Heating Up: Fatburger is among the brands licensed by parent Fat Brands.

The parent company of old-school burger chain Fatburger is exploring a decidedly new-school way to raise money.

Fat Brands Inc., a brand licensing subsidiary of Beverly Hills-based Fog Cutter Capital Group Inc., filed for an initial public offering this month through Regulation A+, an equity crowdfunding measure that allows companies to raise up to $50 million from unaccredited investors.

Fat Brands, which values itself at $96 million pre-IPO, wants to raise up to $24 million by offering 2 million common shares at $12 a share.

Fog Cutter is itself traded over the counter and will retain an 80 percent stake in its subsidiary after the public float.

Fat Brands, whose brands Fatburger, Buffalo’s Café and Buffalo’s Express generated just over $10 million in total revenue last year, plans to start trading on the Nasdaq on Oct. 2, said Fog Cutter Chief Executive and principal shareholder Andy Wiederhorn.

The motivation to try the new IPO route?

Going public through equity crowdfunding gives the company more visibility, Wiederhorn said.

“We were going to do a conventional IPO when I learned about Reg A+,” he said. “I liked that we could offer (shares) to our franchisees, their employees and customers.”

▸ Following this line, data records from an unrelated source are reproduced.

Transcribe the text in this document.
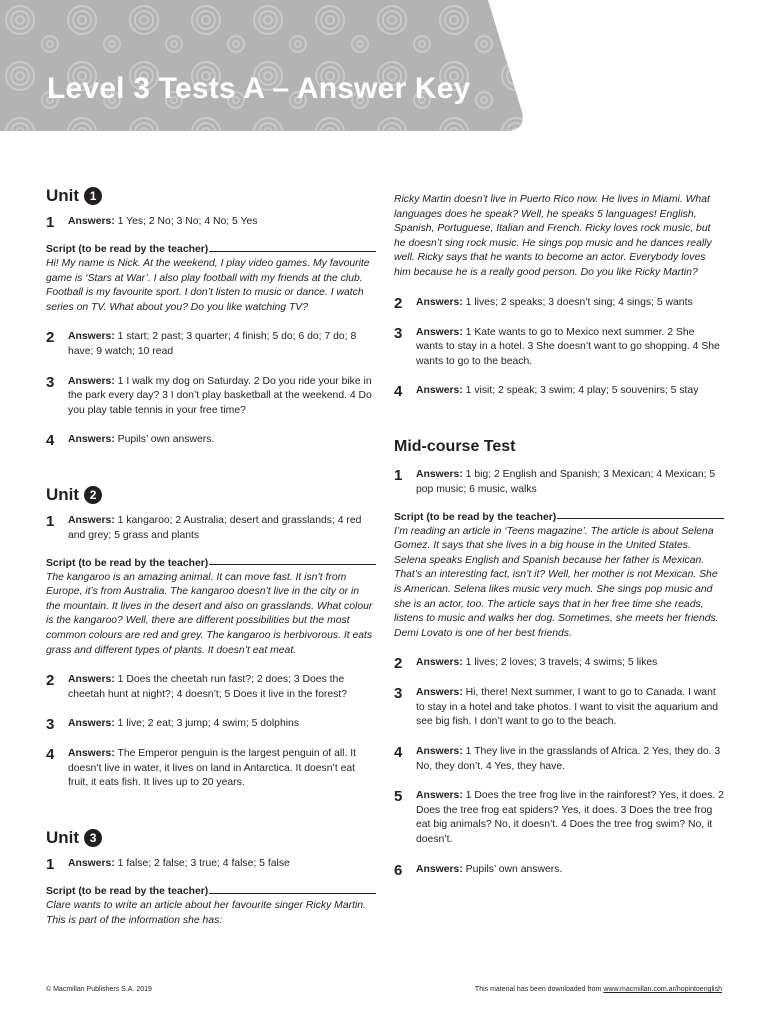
Level 3 Tests A – Answer Key
Unit 1
1	Answers: 1 Yes; 2 No; 3 No; 4 No; 5 Yes
Script (to be read by the teacher)

Hi! My name is Nick. At the weekend, I play video games. My favourite game is ‘Stars at War’. I also play football with my friends at the club. Football is my favourite sport. I don’t listen to music or dance. I watch series on TV. What about you? Do you like watching TV?

2	Answers: 1 start; 2 past; 3 quarter; 4 finish; 5 do; 6 do; 7 do; 8 have; 9 watch; 10 read
3	Answers: 1 I walk my dog on Saturday. 2 Do you ride your bike in the park every day? 3 I don’t play basketball at the weekend. 4 Do you play table tennis in your free time?
4	Answers: Pupils’ own answers.
Unit 2
1	Answers: 1 kangaroo; 2 Australia; desert and grasslands; 4 red and grey; 5 grass and plants
Script (to be read by the teacher)

The kangaroo is an amazing animal. It can move fast. It isn’t from Europe, it’s from Australia. The kangaroo doesn’t live in the city or in the mountain. It lives in the desert and also on grasslands. What colour is the kangaroo? Well, there are different possibilities but the most common colours are red and grey. The kangaroo is herbivorous. It eats grass and different types of plants. It doesn’t eat meat.

2	Answers: 1 Does the cheetah run fast?; 2 does; 3 Does the cheetah hunt at night?; 4 doesn’t; 5 Does it live in the forest?
3	Answers: 1 live; 2 eat; 3 jump; 4 swim; 5 dolphins
4	Answers: The Emperor penguin is the largest penguin of all. It doesn’t live in water, it lives on land in Antarctica. It doesn’t eat fruit, it eats fish. It lives up to 20 years.
Unit 3
1	Answers: 1 false; 2 false; 3 true; 4 false; 5 false
Script (to be read by the teacher)

Clare wants to write an article about her favourite singer Ricky Martin. This is part of the information she has:

Ricky Martin doesn’t live in Puerto Rico now. He lives in Miami. What languages does he speak? Well, he speaks 5 languages! English, Spanish, Portuguese, Italian and French. Ricky loves rock music, but he doesn’t sing rock music. He sings pop music and he dances really well. Ricky says that he wants to become an actor. Everybody loves him because he is a really good person. Do you like Ricky Martin?

2	Answers: 1 lives; 2 speaks; 3 doesn’t sing; 4 sings; 5 wants
3	Answers: 1 Kate wants to go to Mexico next summer. 2 She wants to stay in a hotel. 3 She doesn’t want to go shopping. 4 She wants to go to the beach.
4	Answers: 1 visit; 2 speak; 3 swim; 4 play; 5 souvenirs; 5 stay
Mid-course Test
1	Answers: 1 big; 2 English and Spanish; 3 Mexican; 4 Mexican; 5 pop music; 6 music, walks
Script (to be read by the teacher)

I’m reading an article in ‘Teens magazine’. The article is about Selena Gomez. It says that she lives in a big house in the United States. Selena speaks English and Spanish because her father is Mexican. That’s an interesting fact, isn’t it? Well, her mother is not Mexican. She is American. Selena likes music very much. She sings pop music and she is an actor, too. The article says that in her free time she reads, listens to music and walks her dog. Sometimes, she meets her friends. Demi Lovato is one of her best friends.

2	Answers: 1 lives; 2 loves; 3 travels; 4 swims; 5 likes
3	Answers: Hi, there! Next summer, I want to go to Canada. I want to stay in a hotel and take photos. I want to visit the aquarium and see big fish. I don’t want to go to the beach.
4	Answers: 1 They live in the grasslands of Africa. 2 Yes, they do. 3 No, they don’t. 4 Yes, they have.
5	Answers: 1 Does the tree frog live in the rainforest? Yes, it does. 2 Does the tree frog eat spiders? Yes, it does. 3 Does the tree frog eat big animals? No, it doesn’t. 4 Does the tree frog swim? No, it doesn’t.
6	Answers: Pupils’ own answers.
© Macmillan Publishers S.A. 2019	This material has been downloaded from www.macmillan.com.ar/hopintoenglish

Only four other companies have gone public through Regulation A+, according to Sara Hanks, chief executive of CrowdCheck Inc., an Alexandria, Va., firm that performs due diligence for crowdfunding investors and companies.

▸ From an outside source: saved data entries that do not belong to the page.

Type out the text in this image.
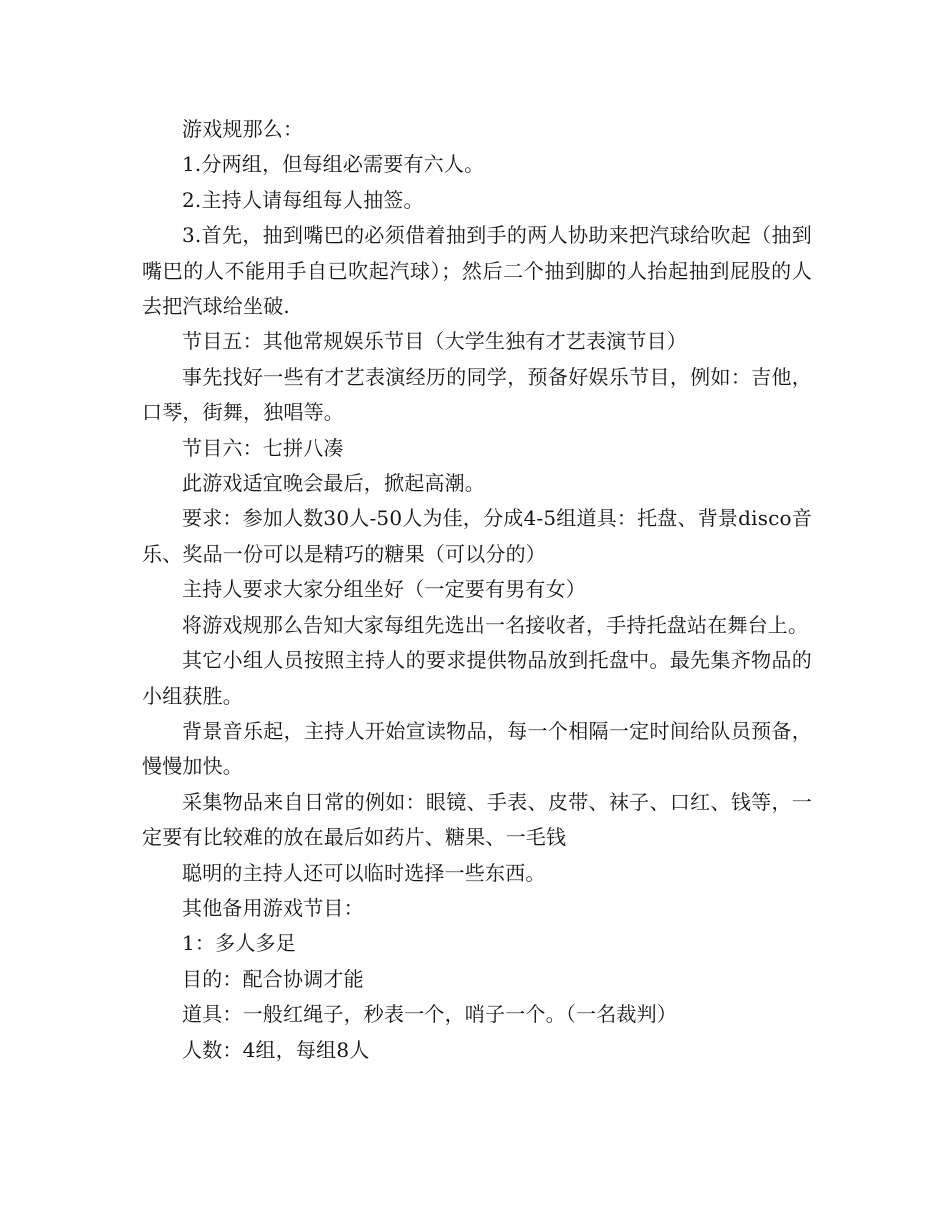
游戏规那么：

1.分两组，但每组必需要有六人。

2.主持人请每组每人抽签。

3.首先，抽到嘴巴的必须借着抽到手的两人协助来把汽球给吹起（抽到嘴巴的人不能用手自已吹起汽球）；然后二个抽到脚的人抬起抽到屁股的人去把汽球给坐破.

节目五：其他常规娱乐节目（大学生独有才艺表演节目）

事先找好一些有才艺表演经历的同学，预备好娱乐节目，例如：吉他，口琴，街舞，独唱等。

节目六：七拼八凑

此游戏适宜晚会最后，掀起高潮。

要求：参加人数30人-50人为佳，分成4-5组道具：托盘、背景disco音乐、奖品一份可以是精巧的糖果（可以分的）

主持人要求大家分组坐好（一定要有男有女）

将游戏规那么告知大家每组先选出一名接收者，手持托盘站在舞台上。

其它小组人员按照主持人的要求提供物品放到托盘中。最先集齐物品的小组获胜。

背景音乐起，主持人开始宣读物品，每一个相隔一定时间给队员预备，慢慢加快。

采集物品来自日常的例如：眼镜、手表、皮带、袜子、口红、钱等，一定要有比较难的放在最后如药片、糖果、一毛钱

聪明的主持人还可以临时选择一些东西。

其他备用游戏节目：

1：多人多足

目的：配合协调才能

道具：一般红绳子，秒表一个，哨子一个。（一名裁判）

人数：4组，每组8人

President Barack Obama signed the measure into law in 2012. But because the U.S. Securities and Exchange Commission took several years to develop the regulatory framework, equity crowdfunding has been an option for companies for less than 18 months.

The offering must still get approval from the SEC and Nasdaq before it can begin trading. Wiederhorn said he is confident it will pass since Fat Brands has been in touch with both entities.

Making patty

Most companies that avail themselves of the new fundraising outlet don’t go public, and three of the four that have used Reg A+ for an IPO are early stage outfits. The move by companies with more mature brands such as Fat Brands for a crowdfunded public offering signals a shift, said Howard Marks, co-founder of Santa Monica equity crowdfunding platform StartEngine (see related charts, item in Deals & Dealmakers, page 10).

“I think Regulation A+ is going to prove to be the go-to down the road for companies that want to raise money,” said Marks. “As lawyers become more familiar with it and CEOs understand their options, they’ll go for it. Like any new regulation, it takes time to be adopted.”